Sur le fondement de la disposition de nôtre Article, quoique par l’Article 525. les fruits, grains & foins pendans par les racines, soient réputés meubles aprés le S. Jean-Baptiste, & les pommes & raisins le premier Septembre, neanmoins le Seigneur qui a sait saisir feodalement le Fief de son vassal, & qui s’est fait adjuger les fruits, & pris possession du Fief, ne gagne les grains & fruits s’ils ne sont enlevés, engrangés & serrés avant que le vassal ait fait cesser les causes de la saisie feodale, ou en consequence de ses offres ait demandé mainlevée de la saisie feodale.

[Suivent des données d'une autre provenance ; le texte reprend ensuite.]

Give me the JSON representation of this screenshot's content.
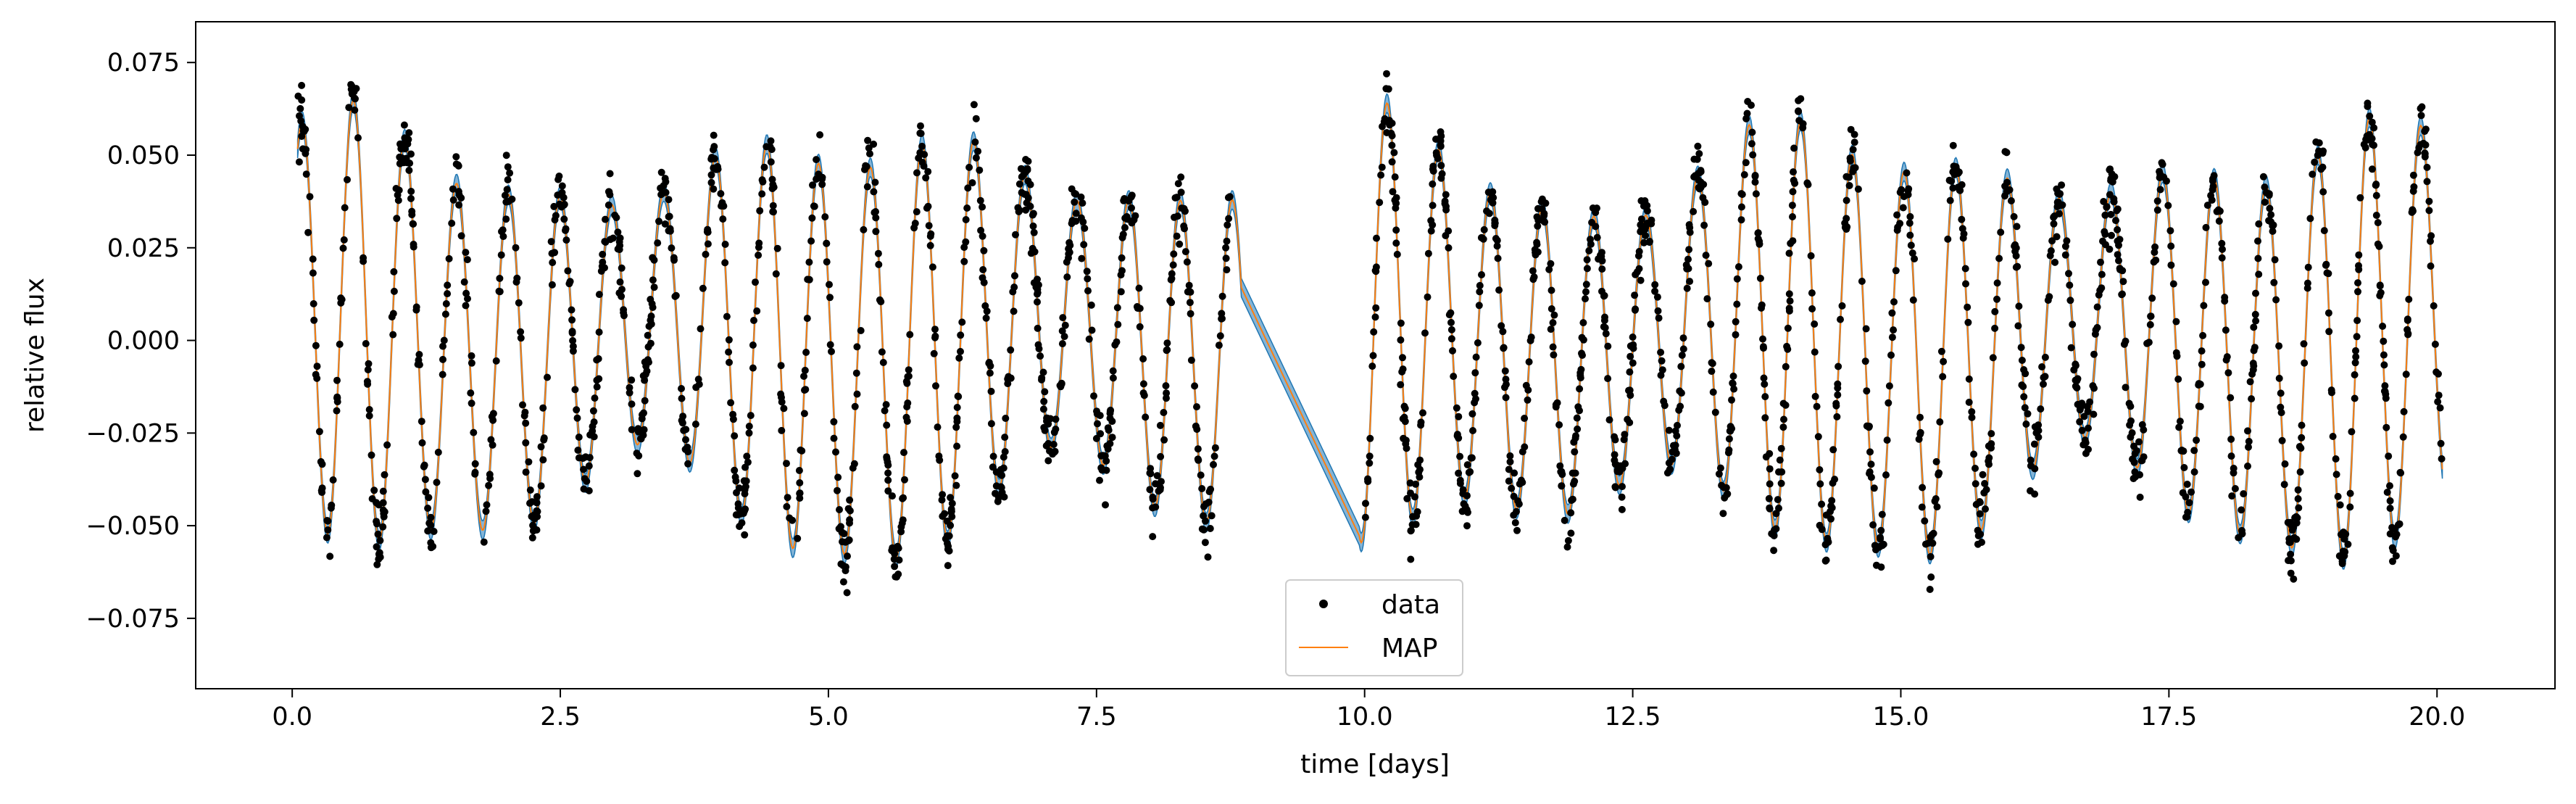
{
  "chart_data": {
    "type": "scatter",
    "title": "",
    "xlabel": "time [days]",
    "ylabel": "relative flux",
    "xlim": [
      -0.9,
      21.1
    ],
    "ylim": [
      -0.094,
      0.086
    ],
    "xticks": [
      0.0,
      2.5,
      5.0,
      7.5,
      10.0,
      12.5,
      15.0,
      17.5,
      20.0
    ],
    "xtick_labels": [
      "0.0",
      "2.5",
      "5.0",
      "7.5",
      "10.0",
      "12.5",
      "15.0",
      "17.5",
      "20.0"
    ],
    "yticks": [
      -0.075,
      -0.05,
      -0.025,
      0.0,
      0.025,
      0.05,
      0.075
    ],
    "ytick_labels": [
      "−0.075",
      "−0.050",
      "−0.025",
      "0.000",
      "0.025",
      "0.050",
      "0.075"
    ],
    "grid": false,
    "legend_position": "lower-center",
    "legend": [
      {
        "label": "data",
        "marker": "dot",
        "color": "#000000"
      },
      {
        "label": "MAP",
        "marker": "line",
        "color": "#ff7f0e"
      }
    ],
    "series": [
      {
        "name": "data",
        "kind": "points",
        "color": "#000000"
      },
      {
        "name": "MAP",
        "kind": "line",
        "color": "#ff7f0e"
      }
    ],
    "uncertainty_band": {
      "color": "#1f77b4"
    },
    "gap": {
      "start": 8.85,
      "end": 9.95
    }
  }
}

Il n’est pas permis au Seigneur de couper pendant la saisie feodale les bois de haute futaye, mais s’il en tomboit par vetusté, tempête ou autrement, sans aide d’homme, ils lui appartiendroient ainsi & de la même manière que les autres fruits de la terre ; mais quant à l’émondage, il ne pourroit pas le faire, parce que sa
Joüissance est momentanée, & qu’il se peut faire que le vassal laisse ses arbres, sans les faire émonder.
Le Vassal qui a obtenu mainlevée de son Fief, n’est point tenu d’entretenir les baux que le Seigneur auroit faits pendant la saisie feodale des terres & héritages faisans partie & dépendans du Fief.
Le Seigneur n’a rien dans les meubles du Vassal, nonobstant qu’il ait saisi feodalement le Fief dans les manoirs, bûtimens & maisons duquel ils sont, ni encore moins les bestiaux, quand même ils seroient trouvés pacageans sur les terres & herbages du Fief saisi lors de la saisie feodale, Sentence de réunion, & prise de possession.
Le Seigneur fait les fruits siens pendant la saisie feodale, nonobstant que le vassal y eut formé opposition, à moins que le moyen d’opposition ne fût fondé sur le desaveu formel & précis qu’il feroit du Seigneur saisissant, & qu’il ne déclarât positivement qu’il ne le reconnoit point pour Seigneur.
Si le Vassal recueilloit les grains & fruits avant leur maturité, apprehendant la saisie feodale, il seroit obligé de les restituer au Seigneur saisissant, ou l’estimation. d’iceux, à dire d’Experts & gens à ce connoissans.
Les profits des Arriere-Fiefs ou Vavassories, qui écheroient pendant la saisie feodale, comme sont les droits de Relief & de Treizième, appartiendroienr au Seigneur saisissant, d’autant qu’ils font partie des fruits du Fief saisi.
Le Seigneur pendant la saisie feodale doit se comporter en bon père de famille. & joüir du Fief saisi, comme seroit un usufruitier, & en propriétaire incommutable, sans pouvoir changer ni déteriorer les fonds, lieux & bâtimens ; il est même tenu d’entretenir les batimens des menuës reparations, cultiver les terres, & veiller aux droits du Fief : en un mot, faire tout ce qu’un bon père de famille fait en faisant valoir son propre bien.